Dynamo Windrad Kassel: Internationaler Sportvergleich statt Aufnahme in den Sportbund der DDR  ■  PRESS-SCHLAG

Wir treffen uns im Feld hinter dem Dynamo“, pflegt Bruce Springsteen frisch von der Leber weg zu singen und hat Glück, daß er damit bisher ungestraft durchkam. Während Meyers Konversationslexikon von 1895 den „Dynamo“ nämlich nur schlicht für eine „zur Erzeugung elektrischen Stroms dienende Maschine“ hält, kamen bundesdeutsche Gerichte zu einem ganz anderen Schluß. Am 10. Mai 1985 urteilte das berüchtigte Oberlandesgericht Frankfurt im Falle der Namensgebung des Fußballvereins „Dynamo Windrad“ aus Kassel endgültig und vernichtend: „Dynamo ist die Manifestation einer politischen Ausrichtung nach den Vorbildern des Ostblocks.“ Das Dynamo-Verbot des Hessischen Fußballverbandes wurde damit bestätigt.

Bereits damals mutmaßte die taz, daß es in Zukunft wohl nur noch unter größter Gefahr möglich sein werde, „ein Fahrradgeschäft zu betreten und eine Erneuerung der Lichtanlage in die Wege zu leiten“. Das Bundesverfassungsgericht gab am 5. September 1988 einer solchen Befürchtung neue Nahrung, indem es trotz der sowjetischen Dreifaltigkeit Perestroika, Glasnost und Gorbatschow die Verfassungsbeschwerde von „Dynamo Windrad“ mit der heimtückischen Begründung abwies: „Eine politische Diskriminierung ist schon deshalb nicht gegeben, weil der Landessportbund nicht nach politischen Anschauungen differenziert.“ Eine dummdreistere Argumentation war nicht einmal dem Oberlandesgericht Frankfurt eingefallen.
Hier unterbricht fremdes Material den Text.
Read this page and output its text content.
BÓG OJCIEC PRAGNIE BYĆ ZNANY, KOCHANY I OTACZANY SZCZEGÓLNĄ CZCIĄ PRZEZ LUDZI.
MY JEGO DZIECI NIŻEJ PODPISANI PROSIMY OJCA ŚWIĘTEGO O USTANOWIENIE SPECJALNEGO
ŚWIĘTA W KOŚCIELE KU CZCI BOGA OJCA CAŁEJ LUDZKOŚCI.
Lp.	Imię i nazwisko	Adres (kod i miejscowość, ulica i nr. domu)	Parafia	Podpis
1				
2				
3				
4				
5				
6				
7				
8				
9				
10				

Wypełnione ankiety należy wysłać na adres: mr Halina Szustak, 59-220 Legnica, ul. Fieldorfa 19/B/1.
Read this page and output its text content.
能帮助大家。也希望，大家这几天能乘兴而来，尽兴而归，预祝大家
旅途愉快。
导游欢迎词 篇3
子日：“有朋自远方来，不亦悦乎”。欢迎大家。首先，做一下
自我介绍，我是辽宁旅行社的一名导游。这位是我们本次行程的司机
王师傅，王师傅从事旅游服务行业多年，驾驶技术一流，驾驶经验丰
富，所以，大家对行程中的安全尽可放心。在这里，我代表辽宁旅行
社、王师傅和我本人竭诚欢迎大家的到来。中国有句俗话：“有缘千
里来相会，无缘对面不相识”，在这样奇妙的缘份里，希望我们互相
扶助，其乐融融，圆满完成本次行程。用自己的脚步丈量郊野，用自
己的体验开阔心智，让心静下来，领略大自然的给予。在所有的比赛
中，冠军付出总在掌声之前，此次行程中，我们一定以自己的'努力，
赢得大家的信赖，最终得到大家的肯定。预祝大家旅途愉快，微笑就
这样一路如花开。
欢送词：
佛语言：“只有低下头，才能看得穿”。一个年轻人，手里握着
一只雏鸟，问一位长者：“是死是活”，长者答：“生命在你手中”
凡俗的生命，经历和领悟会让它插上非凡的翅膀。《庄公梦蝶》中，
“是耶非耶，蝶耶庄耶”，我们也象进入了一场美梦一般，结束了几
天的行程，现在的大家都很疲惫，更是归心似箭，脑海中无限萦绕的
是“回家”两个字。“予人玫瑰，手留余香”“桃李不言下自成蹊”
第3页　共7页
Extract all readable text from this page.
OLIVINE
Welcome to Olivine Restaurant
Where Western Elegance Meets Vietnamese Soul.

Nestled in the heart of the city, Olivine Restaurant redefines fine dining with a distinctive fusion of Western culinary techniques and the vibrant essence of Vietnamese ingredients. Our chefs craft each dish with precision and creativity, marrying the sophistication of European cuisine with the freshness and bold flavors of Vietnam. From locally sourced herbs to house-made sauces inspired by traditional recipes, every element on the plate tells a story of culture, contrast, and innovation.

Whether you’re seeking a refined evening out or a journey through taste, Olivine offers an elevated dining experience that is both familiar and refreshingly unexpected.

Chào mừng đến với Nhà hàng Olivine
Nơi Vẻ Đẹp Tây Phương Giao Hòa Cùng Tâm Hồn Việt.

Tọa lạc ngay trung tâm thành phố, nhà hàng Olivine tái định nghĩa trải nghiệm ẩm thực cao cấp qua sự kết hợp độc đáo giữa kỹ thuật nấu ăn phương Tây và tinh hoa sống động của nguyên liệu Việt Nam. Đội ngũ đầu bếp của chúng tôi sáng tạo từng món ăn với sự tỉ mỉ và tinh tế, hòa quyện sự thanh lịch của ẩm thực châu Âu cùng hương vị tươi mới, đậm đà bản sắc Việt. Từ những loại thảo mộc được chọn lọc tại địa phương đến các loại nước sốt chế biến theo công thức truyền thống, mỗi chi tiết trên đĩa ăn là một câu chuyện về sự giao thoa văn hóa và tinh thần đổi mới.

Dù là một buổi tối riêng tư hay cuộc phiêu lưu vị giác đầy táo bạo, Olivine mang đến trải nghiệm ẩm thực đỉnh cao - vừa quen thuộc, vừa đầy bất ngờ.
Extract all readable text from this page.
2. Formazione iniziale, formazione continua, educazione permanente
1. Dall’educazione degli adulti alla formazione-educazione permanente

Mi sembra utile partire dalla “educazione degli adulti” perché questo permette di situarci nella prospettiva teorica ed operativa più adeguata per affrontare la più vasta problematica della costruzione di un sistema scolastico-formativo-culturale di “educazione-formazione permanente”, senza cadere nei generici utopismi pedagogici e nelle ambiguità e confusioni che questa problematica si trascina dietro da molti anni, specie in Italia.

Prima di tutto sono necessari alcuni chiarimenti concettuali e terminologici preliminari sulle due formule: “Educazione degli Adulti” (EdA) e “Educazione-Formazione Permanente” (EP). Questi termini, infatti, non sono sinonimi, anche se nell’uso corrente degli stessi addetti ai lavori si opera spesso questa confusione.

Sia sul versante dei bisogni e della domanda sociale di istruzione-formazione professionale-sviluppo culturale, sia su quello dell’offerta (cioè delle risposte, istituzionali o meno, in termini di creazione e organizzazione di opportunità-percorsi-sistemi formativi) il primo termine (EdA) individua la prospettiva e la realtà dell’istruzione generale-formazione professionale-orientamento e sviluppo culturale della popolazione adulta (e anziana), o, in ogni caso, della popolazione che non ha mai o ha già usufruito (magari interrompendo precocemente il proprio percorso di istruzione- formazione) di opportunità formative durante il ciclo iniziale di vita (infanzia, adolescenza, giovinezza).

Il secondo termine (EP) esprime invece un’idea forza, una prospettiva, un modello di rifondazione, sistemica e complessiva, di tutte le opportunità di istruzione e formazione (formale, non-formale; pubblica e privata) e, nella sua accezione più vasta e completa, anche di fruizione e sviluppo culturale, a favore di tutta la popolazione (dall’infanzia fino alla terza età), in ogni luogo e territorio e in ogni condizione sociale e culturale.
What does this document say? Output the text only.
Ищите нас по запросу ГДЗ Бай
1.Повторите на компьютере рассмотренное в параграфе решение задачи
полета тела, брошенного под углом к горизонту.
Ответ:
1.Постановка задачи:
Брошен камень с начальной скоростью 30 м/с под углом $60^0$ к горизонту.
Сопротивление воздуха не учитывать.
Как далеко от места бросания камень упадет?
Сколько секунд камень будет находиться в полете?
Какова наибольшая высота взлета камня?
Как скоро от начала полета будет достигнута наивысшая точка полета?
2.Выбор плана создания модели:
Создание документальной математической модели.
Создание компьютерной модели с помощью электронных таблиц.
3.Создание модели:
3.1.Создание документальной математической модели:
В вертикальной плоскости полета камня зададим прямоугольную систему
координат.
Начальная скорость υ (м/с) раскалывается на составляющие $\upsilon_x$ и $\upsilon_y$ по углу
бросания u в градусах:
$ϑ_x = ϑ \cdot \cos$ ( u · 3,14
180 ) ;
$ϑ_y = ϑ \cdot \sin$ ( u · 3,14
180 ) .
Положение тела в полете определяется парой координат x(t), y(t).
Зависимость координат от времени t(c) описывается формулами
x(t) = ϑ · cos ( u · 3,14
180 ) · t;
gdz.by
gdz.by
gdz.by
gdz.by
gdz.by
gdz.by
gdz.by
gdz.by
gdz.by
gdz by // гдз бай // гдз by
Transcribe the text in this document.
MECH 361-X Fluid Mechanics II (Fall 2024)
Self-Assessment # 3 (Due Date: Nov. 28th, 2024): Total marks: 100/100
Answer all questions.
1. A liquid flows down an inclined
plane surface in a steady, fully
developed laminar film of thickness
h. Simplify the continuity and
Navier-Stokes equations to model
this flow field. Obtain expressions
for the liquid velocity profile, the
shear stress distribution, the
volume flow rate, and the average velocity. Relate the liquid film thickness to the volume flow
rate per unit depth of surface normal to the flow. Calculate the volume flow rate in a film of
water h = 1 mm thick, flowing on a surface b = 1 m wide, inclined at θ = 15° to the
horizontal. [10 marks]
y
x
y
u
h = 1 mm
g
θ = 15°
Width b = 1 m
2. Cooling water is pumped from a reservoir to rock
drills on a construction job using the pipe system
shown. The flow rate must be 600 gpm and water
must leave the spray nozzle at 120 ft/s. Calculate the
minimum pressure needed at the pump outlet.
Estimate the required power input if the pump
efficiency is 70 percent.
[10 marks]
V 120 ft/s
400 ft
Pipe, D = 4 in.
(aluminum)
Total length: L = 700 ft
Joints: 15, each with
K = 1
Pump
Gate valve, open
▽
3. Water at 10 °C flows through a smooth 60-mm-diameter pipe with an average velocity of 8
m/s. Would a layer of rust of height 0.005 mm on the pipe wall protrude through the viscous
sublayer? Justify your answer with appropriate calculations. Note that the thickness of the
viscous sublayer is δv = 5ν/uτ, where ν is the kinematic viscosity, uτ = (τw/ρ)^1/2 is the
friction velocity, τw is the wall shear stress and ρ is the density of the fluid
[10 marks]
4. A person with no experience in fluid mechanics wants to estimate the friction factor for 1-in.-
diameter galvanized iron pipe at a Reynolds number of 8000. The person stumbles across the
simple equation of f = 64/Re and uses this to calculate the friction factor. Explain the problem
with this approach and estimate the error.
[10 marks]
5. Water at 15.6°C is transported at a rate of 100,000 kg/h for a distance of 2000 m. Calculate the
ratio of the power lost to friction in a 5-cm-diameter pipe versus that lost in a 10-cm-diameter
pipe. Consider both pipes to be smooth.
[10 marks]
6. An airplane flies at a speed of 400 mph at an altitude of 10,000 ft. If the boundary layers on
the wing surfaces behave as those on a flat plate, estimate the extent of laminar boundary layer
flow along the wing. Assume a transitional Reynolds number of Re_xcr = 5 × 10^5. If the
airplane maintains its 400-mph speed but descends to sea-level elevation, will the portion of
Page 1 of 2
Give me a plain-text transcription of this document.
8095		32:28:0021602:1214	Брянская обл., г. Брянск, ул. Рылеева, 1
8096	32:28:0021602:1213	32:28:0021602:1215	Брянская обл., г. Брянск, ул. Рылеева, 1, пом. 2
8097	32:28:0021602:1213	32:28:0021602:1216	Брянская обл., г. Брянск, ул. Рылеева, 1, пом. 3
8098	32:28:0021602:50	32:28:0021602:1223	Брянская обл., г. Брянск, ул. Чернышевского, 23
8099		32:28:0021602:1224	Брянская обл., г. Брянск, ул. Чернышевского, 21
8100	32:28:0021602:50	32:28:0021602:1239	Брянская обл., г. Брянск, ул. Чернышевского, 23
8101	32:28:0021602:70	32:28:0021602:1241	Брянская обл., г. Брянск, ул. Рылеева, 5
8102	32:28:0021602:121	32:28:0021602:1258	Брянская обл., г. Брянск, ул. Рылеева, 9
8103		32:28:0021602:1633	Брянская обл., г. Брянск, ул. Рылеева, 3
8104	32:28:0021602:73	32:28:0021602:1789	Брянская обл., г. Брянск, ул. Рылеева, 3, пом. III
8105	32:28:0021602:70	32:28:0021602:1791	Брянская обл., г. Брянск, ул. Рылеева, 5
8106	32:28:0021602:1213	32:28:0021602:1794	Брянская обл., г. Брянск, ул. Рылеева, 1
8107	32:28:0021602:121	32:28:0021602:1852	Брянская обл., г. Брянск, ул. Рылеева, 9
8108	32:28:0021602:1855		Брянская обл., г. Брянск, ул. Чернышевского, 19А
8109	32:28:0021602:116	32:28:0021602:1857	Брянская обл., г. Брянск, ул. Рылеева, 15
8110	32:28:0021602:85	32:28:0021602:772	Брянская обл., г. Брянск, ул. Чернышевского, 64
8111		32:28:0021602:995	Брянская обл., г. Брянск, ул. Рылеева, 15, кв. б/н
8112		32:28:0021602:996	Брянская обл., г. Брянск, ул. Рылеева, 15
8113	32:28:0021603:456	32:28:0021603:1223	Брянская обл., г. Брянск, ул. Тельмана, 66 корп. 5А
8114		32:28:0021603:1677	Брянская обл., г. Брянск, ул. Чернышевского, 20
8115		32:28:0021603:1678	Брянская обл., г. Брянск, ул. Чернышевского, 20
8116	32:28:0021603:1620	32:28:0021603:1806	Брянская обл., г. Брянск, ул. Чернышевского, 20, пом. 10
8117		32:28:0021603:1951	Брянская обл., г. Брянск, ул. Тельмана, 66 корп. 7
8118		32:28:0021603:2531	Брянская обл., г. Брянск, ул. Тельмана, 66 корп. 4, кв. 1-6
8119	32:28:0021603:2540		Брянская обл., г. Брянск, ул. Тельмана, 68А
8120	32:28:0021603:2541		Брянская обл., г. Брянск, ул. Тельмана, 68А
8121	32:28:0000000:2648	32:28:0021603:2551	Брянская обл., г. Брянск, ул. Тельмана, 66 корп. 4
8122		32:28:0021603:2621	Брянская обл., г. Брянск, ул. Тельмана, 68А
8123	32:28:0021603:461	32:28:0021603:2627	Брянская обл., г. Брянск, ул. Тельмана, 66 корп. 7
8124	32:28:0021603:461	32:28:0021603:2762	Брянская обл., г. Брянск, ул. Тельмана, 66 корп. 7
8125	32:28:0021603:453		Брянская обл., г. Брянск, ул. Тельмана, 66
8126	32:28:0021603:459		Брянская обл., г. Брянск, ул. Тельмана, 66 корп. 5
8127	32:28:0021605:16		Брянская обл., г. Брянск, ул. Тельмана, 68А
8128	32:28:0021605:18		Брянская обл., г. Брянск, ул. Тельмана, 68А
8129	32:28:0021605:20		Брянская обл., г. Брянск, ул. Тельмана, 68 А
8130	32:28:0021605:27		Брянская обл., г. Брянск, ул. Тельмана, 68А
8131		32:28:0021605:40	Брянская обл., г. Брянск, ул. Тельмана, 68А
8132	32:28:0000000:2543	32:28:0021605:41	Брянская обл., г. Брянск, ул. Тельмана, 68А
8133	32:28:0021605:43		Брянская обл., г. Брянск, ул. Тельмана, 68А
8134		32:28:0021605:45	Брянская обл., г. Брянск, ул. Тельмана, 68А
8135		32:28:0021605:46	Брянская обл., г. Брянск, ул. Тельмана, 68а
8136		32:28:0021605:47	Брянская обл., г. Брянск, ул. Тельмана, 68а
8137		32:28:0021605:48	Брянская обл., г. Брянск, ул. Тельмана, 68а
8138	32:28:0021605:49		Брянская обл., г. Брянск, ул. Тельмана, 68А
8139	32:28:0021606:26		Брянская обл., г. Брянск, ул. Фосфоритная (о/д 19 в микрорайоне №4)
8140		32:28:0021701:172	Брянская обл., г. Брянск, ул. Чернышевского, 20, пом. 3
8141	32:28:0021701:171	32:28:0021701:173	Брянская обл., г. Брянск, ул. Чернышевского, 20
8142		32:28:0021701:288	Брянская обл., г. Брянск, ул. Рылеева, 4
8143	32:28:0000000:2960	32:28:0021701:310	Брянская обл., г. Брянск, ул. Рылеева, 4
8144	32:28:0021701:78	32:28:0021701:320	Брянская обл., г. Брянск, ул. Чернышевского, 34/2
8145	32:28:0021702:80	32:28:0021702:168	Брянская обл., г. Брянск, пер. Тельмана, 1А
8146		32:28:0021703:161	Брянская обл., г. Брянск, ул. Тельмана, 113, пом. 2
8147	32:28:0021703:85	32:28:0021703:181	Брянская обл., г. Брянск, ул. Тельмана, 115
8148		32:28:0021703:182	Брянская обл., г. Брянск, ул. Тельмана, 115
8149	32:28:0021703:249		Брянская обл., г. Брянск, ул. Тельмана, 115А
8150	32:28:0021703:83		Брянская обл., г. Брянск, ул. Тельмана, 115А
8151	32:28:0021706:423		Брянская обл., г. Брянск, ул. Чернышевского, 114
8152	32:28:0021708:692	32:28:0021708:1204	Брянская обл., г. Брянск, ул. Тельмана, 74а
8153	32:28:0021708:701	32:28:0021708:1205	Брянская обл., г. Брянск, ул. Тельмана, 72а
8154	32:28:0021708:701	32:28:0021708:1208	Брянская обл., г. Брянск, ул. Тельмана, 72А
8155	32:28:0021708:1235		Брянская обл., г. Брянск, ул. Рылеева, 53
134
Dynamo Windrad reagierte sofort und suchte um Aufnahme in den Deutschen Turn- und Sportbund (DTSB) der DDR nach. „Um eine neue sportpolitische Heimat zu finden, haben die Mitglieder unseres Vereins die Entscheidung getroffen, den Versuch zu unternehmen, in einer Liga der DDR Fußballsport zu betreiben.“ Der DTSB durchkreuzte indes kurz vor Weihnachten diese salomonische Lösung eines grenzüberschreitenden Problems. Eine Mitgliedschaft im DTSB sei nur für Bürger der DDR möglich, wurde den Kasseler Kickern mitgeteilt, gewissermaßen als „Entschädigung“ fügten die Sportfunktionäre des Ostens jedoch die Einladung zu einem „internationalen Sportvergleich“ bei. So können die geplagten hessischen Fußballer wenigstens einmal ihren Namen tragen.